(As suggested by @jtimon)
We’re currently recomputing the signature hash multiple times during an OP_CHECKMULTISIG validation, mostly all with the same data and nHashType anyway. Implement a small per-evaluation cache to reuse those values.
No we didn’t and probably the gains won’t be very big. This came up in a conversation when I was pointing out that if we knew the sighash before calling EvalScript, the serialization could be done before and only once per script evaluation (instead of once per CheckSig). EvalScript receives a nHashType parameter but it’s only used for checking it is the same as the ones contained at the end of the signatures. As shown in #4555, it is almost always called with a 0 which makes CheckSig ignore the check and just use what’s contained at the end of the signature. I’m still struggling to understand why there can be different sighashes for the same script/output and why they’re are placed after the signatures instead of somewhere else. Sipa’s “ask Satoshi” it’s not a satisfactory answer to me…

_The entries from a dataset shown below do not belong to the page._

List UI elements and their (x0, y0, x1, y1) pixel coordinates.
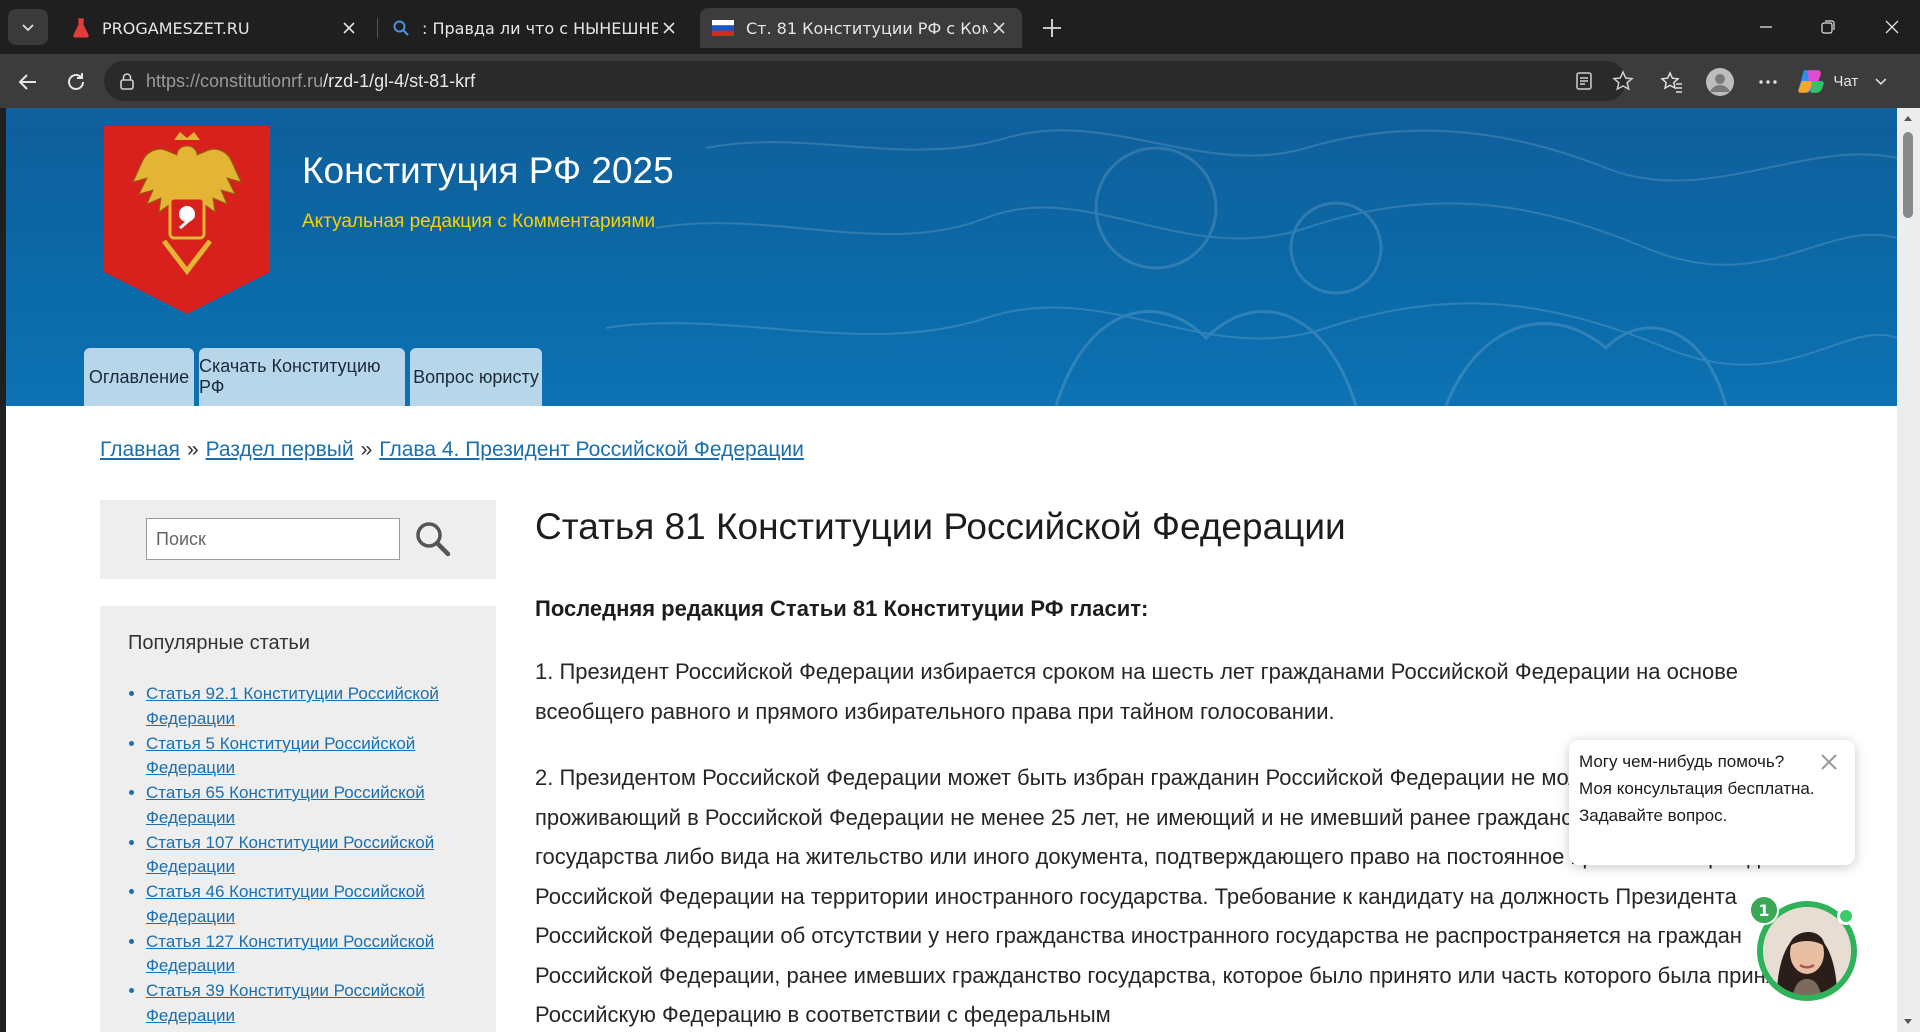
russia-flag-icon (712, 20, 734, 36)
tab-title: PROGAMESZET.RU (102, 18, 250, 38)
tab-title: : Правда ли что с НЫНЕШНЕГО г (422, 18, 658, 38)
minimize-icon (1760, 26, 1772, 28)
scrollbar-thumb[interactable] (1903, 132, 1913, 218)
popular-article-link[interactable]: Статья 5 Конституции Российской Федераци… (146, 734, 415, 778)
popular-article-link[interactable]: Статья 92.1 Конституции Российской Федер… (146, 684, 439, 728)
star-icon[interactable] (1612, 70, 1634, 92)
list-item: Статья 107 Конституции Российской Федера… (146, 831, 476, 880)
popular-article-link[interactable]: Статья 65 Конституции Российской Федерац… (146, 783, 425, 827)
nav-tab-contents[interactable]: Оглавление (84, 348, 194, 406)
tab-title: Ст. 81 Конституции РФ с Коммен (746, 18, 988, 38)
plus-icon (1043, 19, 1061, 37)
list-item: Статья 5 Конституции Российской Федераци… (146, 732, 476, 781)
chat-popup[interactable]: Могу чем-нибудь помочь? Моя консультация… (1569, 740, 1855, 865)
chat-message: Могу чем-нибудь помочь? Моя консультация… (1579, 752, 1815, 825)
russia-coat-of-arms-logo (104, 126, 270, 314)
new-tab-button[interactable] (1036, 12, 1068, 44)
breadcrumb-separator: » (360, 438, 373, 461)
restore-icon (1821, 20, 1835, 34)
search-icon[interactable] (414, 520, 452, 558)
search-icon (393, 20, 409, 36)
copilot-icon (1798, 70, 1824, 93)
search-widget (100, 500, 496, 579)
address-bar[interactable]: https://constitutionrf.ru/rzd-1/gl-4/st-… (104, 61, 1634, 101)
flask-icon (73, 18, 89, 38)
close-tab-button[interactable] (338, 17, 360, 39)
popular-articles-title: Популярные статьи (128, 632, 310, 654)
breadcrumb-section-link[interactable]: Раздел первый (206, 438, 354, 461)
favorites-button[interactable] (1654, 64, 1690, 100)
tab-separator (377, 18, 378, 38)
popular-article-link[interactable]: Статья 127 Конституции Российской Федера… (146, 932, 434, 976)
reload-button[interactable] (58, 64, 94, 100)
breadcrumb: Главная » Раздел первый » Глава 4. Президент… (100, 438, 804, 462)
list-item: Статья 92.1 Конституции Российской Федер… (146, 682, 476, 731)
site-header: Конституция РФ 2025 Актуальная редакция … (6, 108, 1897, 406)
scroll-down-icon[interactable] (1903, 1018, 1913, 1026)
article-lead: Последняя редакция Статьи 81 Конституции… (535, 596, 1149, 621)
profile-button[interactable] (1702, 64, 1738, 100)
close-icon (1885, 20, 1899, 34)
reload-icon (68, 73, 84, 90)
nav-tab-ask-lawyer[interactable]: Вопрос юристу (410, 348, 542, 406)
close-tab-button[interactable] (658, 17, 680, 39)
popular-article-link[interactable]: Статья 46 Конституции Российской Федерац… (146, 882, 425, 926)
popular-articles-list: Статья 92.1 Конституции Российской Федер… (146, 682, 476, 1029)
minimize-window-button[interactable] (1744, 8, 1788, 46)
list-item: Статья 127 Конституции Российской Федера… (146, 930, 476, 979)
site-title[interactable]: Конституция РФ 2025 (302, 150, 674, 192)
tab-constitution-active[interactable]: Ст. 81 Конституции РФ с Коммен (700, 8, 1022, 48)
url-text[interactable]: https://constitutionrf.ru/rzd-1/gl-4/st-… (146, 71, 475, 92)
list-item: Статья 46 Конституции Российской Федерац… (146, 880, 476, 929)
popular-article-link[interactable]: Статья 107 Конституции Российской Федера… (146, 833, 434, 877)
chat-label: Чат (1833, 72, 1859, 90)
online-status-indicator (1837, 907, 1855, 925)
profile-avatar-icon (1706, 68, 1734, 96)
article-title: Статья 81 Конституции Российской Федерац… (535, 506, 1346, 547)
restore-window-button[interactable] (1806, 8, 1850, 46)
nav-tab-download[interactable]: Скачать Конституцию РФ (199, 348, 405, 406)
chat-consultant-avatar[interactable]: 1 (1749, 895, 1857, 1001)
copilot-chat-button[interactable]: Чат (1796, 63, 1888, 99)
list-item: Статья 39 Конституции Российской Федерац… (146, 979, 476, 1028)
tab-actions-menu-button[interactable] (8, 9, 48, 45)
page-viewport: Конституция РФ 2025 Актуальная редакция … (6, 108, 1897, 1032)
chevron-down-icon (1875, 78, 1887, 86)
browser-tab-bar: PROGAMESZET.RU : Правда ли что с НЫНЕШНЕ… (0, 0, 1920, 54)
popular-articles-widget: Популярные статьи Статья 92.1 Конституци… (100, 606, 496, 1032)
more-horizontal-icon (1759, 80, 1777, 84)
back-button[interactable] (10, 64, 46, 100)
popular-article-link[interactable]: Статья 39 Конституции Российской Федерац… (146, 981, 425, 1025)
breadcrumb-home-link[interactable]: Главная (100, 438, 180, 461)
close-icon (993, 22, 1005, 34)
site-subtitle: Актуальная редакция с Комментариями (302, 211, 656, 232)
browser-toolbar: https://constitutionrf.ru/rzd-1/gl-4/st-… (0, 54, 1920, 108)
article-paragraph-1: 1. Президент Российской Федерации избира… (535, 659, 1738, 724)
list-item: Статья 65 Конституции Российской Федерац… (146, 781, 476, 830)
breadcrumb-separator: » (186, 438, 199, 461)
close-window-button[interactable] (1870, 8, 1914, 46)
page-scrollbar[interactable] (1897, 108, 1920, 1032)
breadcrumb-chapter-link[interactable]: Глава 4. Президент Российской Федерации (379, 438, 804, 461)
site-info-icon[interactable] (118, 72, 136, 90)
close-icon (343, 22, 355, 34)
tab-progameszet[interactable]: PROGAMESZET.RU (60, 8, 372, 48)
unread-count-badge: 1 (1749, 895, 1779, 925)
close-icon (663, 22, 675, 34)
tab-search[interactable]: : Правда ли что с НЫНЕШНЕГО г (380, 8, 692, 48)
scroll-up-icon[interactable] (1903, 114, 1913, 122)
reader-mode-icon[interactable] (1574, 71, 1594, 91)
arrow-left-icon (18, 74, 36, 90)
close-tab-button[interactable] (988, 17, 1010, 39)
chevron-down-icon (22, 24, 34, 32)
close-icon[interactable] (1817, 750, 1841, 774)
favorites-icon (1660, 71, 1682, 93)
search-input[interactable] (146, 518, 400, 560)
settings-more-button[interactable] (1750, 64, 1786, 100)
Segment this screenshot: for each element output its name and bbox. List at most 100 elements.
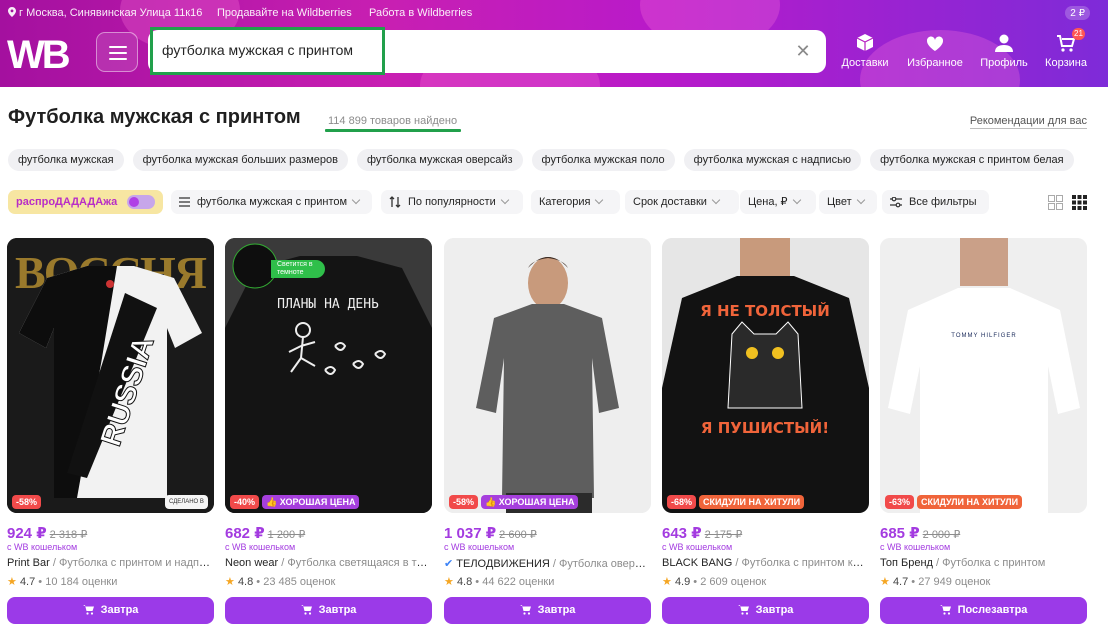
search-chip[interactable]: футболка мужская с надписью [683,149,862,171]
made-in-seal: СДЕЛАНО В [165,495,208,509]
search-chip[interactable]: футболка мужская с принтом белая [870,149,1074,171]
product-image[interactable]: TOMMY HILFIGER [880,238,1087,513]
tshirt-plans-image: ПЛАНЫ НА ДЕНЬ [225,238,432,513]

I’m also still thinking what good be a way to benchmark this…
#4555 is removing a feature in EvalScript() that lets the callee determine what type of sighashes a scriptSig contains. For instance I might want to verify that a scriptSig only contains SIGHASH_ANYONECANPAY sigs to see if I can add/remove inputs.
As for why each CHECKSIG can use a different nHashType and thus sighash, that’s just flexibility. For instance GreenAddress.it’s nLockTime scheme uses that feature - the refund scripts that they sign with nLockTime are signed with ANYONECANPAY|NONE letting the other key do whatever they want too.
What do you mean by “why they’re are placed after the signatures instead of somewhere else”?
I don’t understand that use case. Is the refund script signed with anyone can pay and something else at the same time? Is it multisig? I don’t get it. By “placed after the signatures” I mean why they are in vchSig.back() of each checksig call. About the feature that #4555 removes, it is not currently used by the core nor the wallet, but anyway, if there was only one sighash per evalscript/input instead of one sighash for each signature that appears in the scriptSig, that additional check would be trivial to implement at a higher level. It could be a field on each input, for example:
0if (input.nSighash == SIGHASH_ANYONECANPAY)
Probably is too late to change that, but I would like to understand if there was a motivation I’m missing or it was just a design mistake.
@jtimon Yeah, it’s multisig.
The vchSig.back() bit is just standard conservatism to make sure a signature can’t be reused for something unintended. I remember finding a case where that prevented a security issue awhile back, although for the life of me I don’t remember the details exactly.
Making the sighash be a part of the CTxIn structure doesn’t really make sense in a system with scripts that’s meant to be expendable. Anyway CPU usage isn’t the bottleneck for any of this stuff.
@jtimon reread my answer above pointing out how Green address already makes use of the fact that there can be more than one SIGHASH flag in a deployed, production, application.
Premature optimisation is the root of all evil; the scalability problems Bitcoin has aren’t going to be solved with little single digit improvements everywhere at the cost of making the protocol less generic.
I’ve rewritten it to use statically allocated hashes rather than an std::map, so it doesn’t even have dynamic memory overhead.
I think the improvement is small, but maybe worthwhile. I’m not going to spend more time on it, however.
Initially I thought the optimization was going to be a side effect in some refactorings I’m working on. Thank you @sipa for showing me that this is the best I could do optimization-wise and realizing that wasn’t going to be the case. I was also interested in understanding why it was allowed to have different sighash in the same script evaluation, thank you @petertodd for pointing out the green address use case, once there’s one there’s probably more, but I really needed a first one.
This PR has been definitely useful for me, but since we know the optimization will be small and only for multisig, I’m not convinced that the additional software complexity is worth it.